Hurt asks penetrating questions about the relationship between the street, the music industry, and youth culture. The documentary takes on a powerful strand of popular culture and the pop culture industry that creates it and undertakes to piece together an interpretation of the meanings this system of lyrics and images has. Hurt wants to know how this medium influences the young men and women who follow it. But he also asks how the content of the medium itself is shaped by the profit imperatives of the music industry. And it becomes clear that this is a complicated mix of commercial interests and some young men’s distorted ideas of masculinity.
This is real social criticism, in the Frankfurt School sense. The documentary raises a crucial question: Why is it that the music industry gives the lucrative contracts to the most violent, misogynist, and degrading rappers? And why has it been increasingly difficult for more radical and critical rappers to get contracts and distribution in the past fifteen years? A young rapper offers a striking theory: it is preferable for white America to have hip hop music glorifying violence and sex in the hood than the messages of anti-racism and class-sensitized anger that are found in Public Enemy.
And in fact there is a segment of hip hop that has a very different orientation — political rather than violent, expressing strong messages about economic and racial justice, and largely immune from the homophobia and misogyny of mainstream rap. Artists like Public Enemy, Poor Righteous Teachers, the Coup, the X Clan, KRS-ONE, and Digable Planets fall in this category, and The Roots is a more contemporary version. (Thanks, Ahmad!) But here is the key point: this stream of work doesn’t often result in the giant contracts and public acclaim of the other stream, and with a few exceptions the music and videos don’t make it into the mainstream. (Yes, Public Enemy is an exception.)
Hurt asks several other key questions in the video: Why is it that black men are aiming their violence against each other, and overlooking the forces that create the degradation of inner city neighborhoods in the first place? And why is it so hard to find a positive message in hip hop lyrics?

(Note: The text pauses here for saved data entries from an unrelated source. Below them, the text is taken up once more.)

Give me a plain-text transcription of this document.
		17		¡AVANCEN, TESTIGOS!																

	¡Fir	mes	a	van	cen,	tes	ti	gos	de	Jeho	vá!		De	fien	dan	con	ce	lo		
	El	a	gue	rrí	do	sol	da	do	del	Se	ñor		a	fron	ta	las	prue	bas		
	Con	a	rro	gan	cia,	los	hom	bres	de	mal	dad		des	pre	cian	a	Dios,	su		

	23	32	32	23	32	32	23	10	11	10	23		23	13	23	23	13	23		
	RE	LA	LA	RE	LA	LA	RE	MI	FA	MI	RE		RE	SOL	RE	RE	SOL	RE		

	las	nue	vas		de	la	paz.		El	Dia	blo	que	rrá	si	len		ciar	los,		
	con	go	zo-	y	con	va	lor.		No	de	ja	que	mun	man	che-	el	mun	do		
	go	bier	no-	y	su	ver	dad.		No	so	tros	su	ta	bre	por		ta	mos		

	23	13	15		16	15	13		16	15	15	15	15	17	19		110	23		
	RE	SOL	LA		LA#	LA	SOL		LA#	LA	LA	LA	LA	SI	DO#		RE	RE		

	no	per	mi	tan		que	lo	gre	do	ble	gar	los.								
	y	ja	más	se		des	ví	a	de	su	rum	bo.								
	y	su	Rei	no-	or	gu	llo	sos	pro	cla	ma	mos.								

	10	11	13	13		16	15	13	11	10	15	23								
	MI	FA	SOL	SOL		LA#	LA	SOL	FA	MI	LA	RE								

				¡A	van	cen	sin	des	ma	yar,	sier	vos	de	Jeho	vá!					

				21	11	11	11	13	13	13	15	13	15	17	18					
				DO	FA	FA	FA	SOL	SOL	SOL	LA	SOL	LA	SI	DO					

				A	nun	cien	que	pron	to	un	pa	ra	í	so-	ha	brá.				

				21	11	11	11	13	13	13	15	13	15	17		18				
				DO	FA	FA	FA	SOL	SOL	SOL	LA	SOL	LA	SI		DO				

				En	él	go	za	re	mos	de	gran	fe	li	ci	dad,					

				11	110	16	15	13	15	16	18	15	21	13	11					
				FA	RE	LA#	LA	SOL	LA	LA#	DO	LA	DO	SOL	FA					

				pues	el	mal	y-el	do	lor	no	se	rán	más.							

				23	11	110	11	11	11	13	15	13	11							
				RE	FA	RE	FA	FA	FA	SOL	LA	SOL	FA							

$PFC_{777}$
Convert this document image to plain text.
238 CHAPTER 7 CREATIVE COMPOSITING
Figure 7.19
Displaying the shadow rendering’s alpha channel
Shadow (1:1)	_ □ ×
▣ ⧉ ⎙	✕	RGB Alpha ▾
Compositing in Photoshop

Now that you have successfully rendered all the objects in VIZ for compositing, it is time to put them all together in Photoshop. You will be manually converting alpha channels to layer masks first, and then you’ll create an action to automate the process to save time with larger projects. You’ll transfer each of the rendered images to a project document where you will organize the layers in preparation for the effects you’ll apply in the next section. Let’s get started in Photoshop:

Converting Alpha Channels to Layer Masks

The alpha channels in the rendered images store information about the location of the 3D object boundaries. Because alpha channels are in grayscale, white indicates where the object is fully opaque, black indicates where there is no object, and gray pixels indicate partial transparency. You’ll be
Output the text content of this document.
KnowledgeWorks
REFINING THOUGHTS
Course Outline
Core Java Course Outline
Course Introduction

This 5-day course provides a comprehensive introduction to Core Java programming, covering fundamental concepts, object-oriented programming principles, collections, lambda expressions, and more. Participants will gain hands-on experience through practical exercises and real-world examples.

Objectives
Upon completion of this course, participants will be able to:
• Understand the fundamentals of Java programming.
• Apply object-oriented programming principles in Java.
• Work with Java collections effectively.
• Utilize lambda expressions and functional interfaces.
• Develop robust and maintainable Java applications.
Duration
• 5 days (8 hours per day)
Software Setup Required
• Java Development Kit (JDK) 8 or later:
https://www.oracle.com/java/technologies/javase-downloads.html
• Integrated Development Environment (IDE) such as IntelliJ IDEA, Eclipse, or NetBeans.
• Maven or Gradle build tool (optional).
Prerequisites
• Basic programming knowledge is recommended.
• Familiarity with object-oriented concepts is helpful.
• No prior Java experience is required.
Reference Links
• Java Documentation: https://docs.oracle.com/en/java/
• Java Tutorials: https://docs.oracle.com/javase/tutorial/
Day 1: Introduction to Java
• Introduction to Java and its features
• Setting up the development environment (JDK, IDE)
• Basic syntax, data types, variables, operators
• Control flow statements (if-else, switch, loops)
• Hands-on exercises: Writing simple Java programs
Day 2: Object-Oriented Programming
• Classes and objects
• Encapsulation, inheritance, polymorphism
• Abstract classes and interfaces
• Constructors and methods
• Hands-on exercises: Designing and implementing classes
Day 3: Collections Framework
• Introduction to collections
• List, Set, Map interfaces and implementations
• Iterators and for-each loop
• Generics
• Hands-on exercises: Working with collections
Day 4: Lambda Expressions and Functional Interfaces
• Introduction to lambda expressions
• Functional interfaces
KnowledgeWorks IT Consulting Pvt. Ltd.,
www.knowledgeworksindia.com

One of the on-screen voices places the responsibility squarely on the profit interests of the music industry: “Media and the corporations are defining what hip hop is.” Here is how one of the young rappers puts the point on camera:
That’s nice but nobody wanna hear that right now … They don’t wanna hear that right now … [Narrator: Who’s they?] The industry … they don’t wanna hear that right now. They don’t give us deals when we speak righteously or things of that nature. (40:00)
And this perception is born out by Carmen Ashurst-Watson, former DefJam president: “The time when we switched to gangster music was the same time when the majors bought up all the labels, and I don’t think that’s a coincidence…. The music became less and less conscious” (43:30).
Imani Perry’s Prophets of the Hood: Politics and Poetics in Hip Hop is a very thoughtful reflection on hip hop. She is an advocate for hip hop as a cultural expression. But she also feels that it risks being poisoned by the commercial interests of the industry. She writes:
The combination of democracy (“speak your piece”) and meritocracy (“be the best MC”) that exists in hip hop is threatened at every turn. The manipulations of capital, media, and record company distribution, the ruthless promotion of some acts to the disadvantage of often musically superior ones, the commodification of black female bodies, and the grotesque marketing of racist images of black male violence threaten to completely overwhelm the public face of hip hop. (Reunion)
This is a complex set of issues, with causation going in many directions. The commercial interests of the major music companies drive the content of the videos and recordings; the content of the music influences the behavior and practice of young men and women in the neighborhoods; events in the street reflect back into the content of hip hop art; and realities in the neighborhoods are determined by the larger structures of power and race in our society. It is possible to see the formative power of popular culture on behavior; the media on popular culture; the business of music on the content of popular culture; the extreme behaviors that seem to result on the street; and the ideological forces that permeate all of this.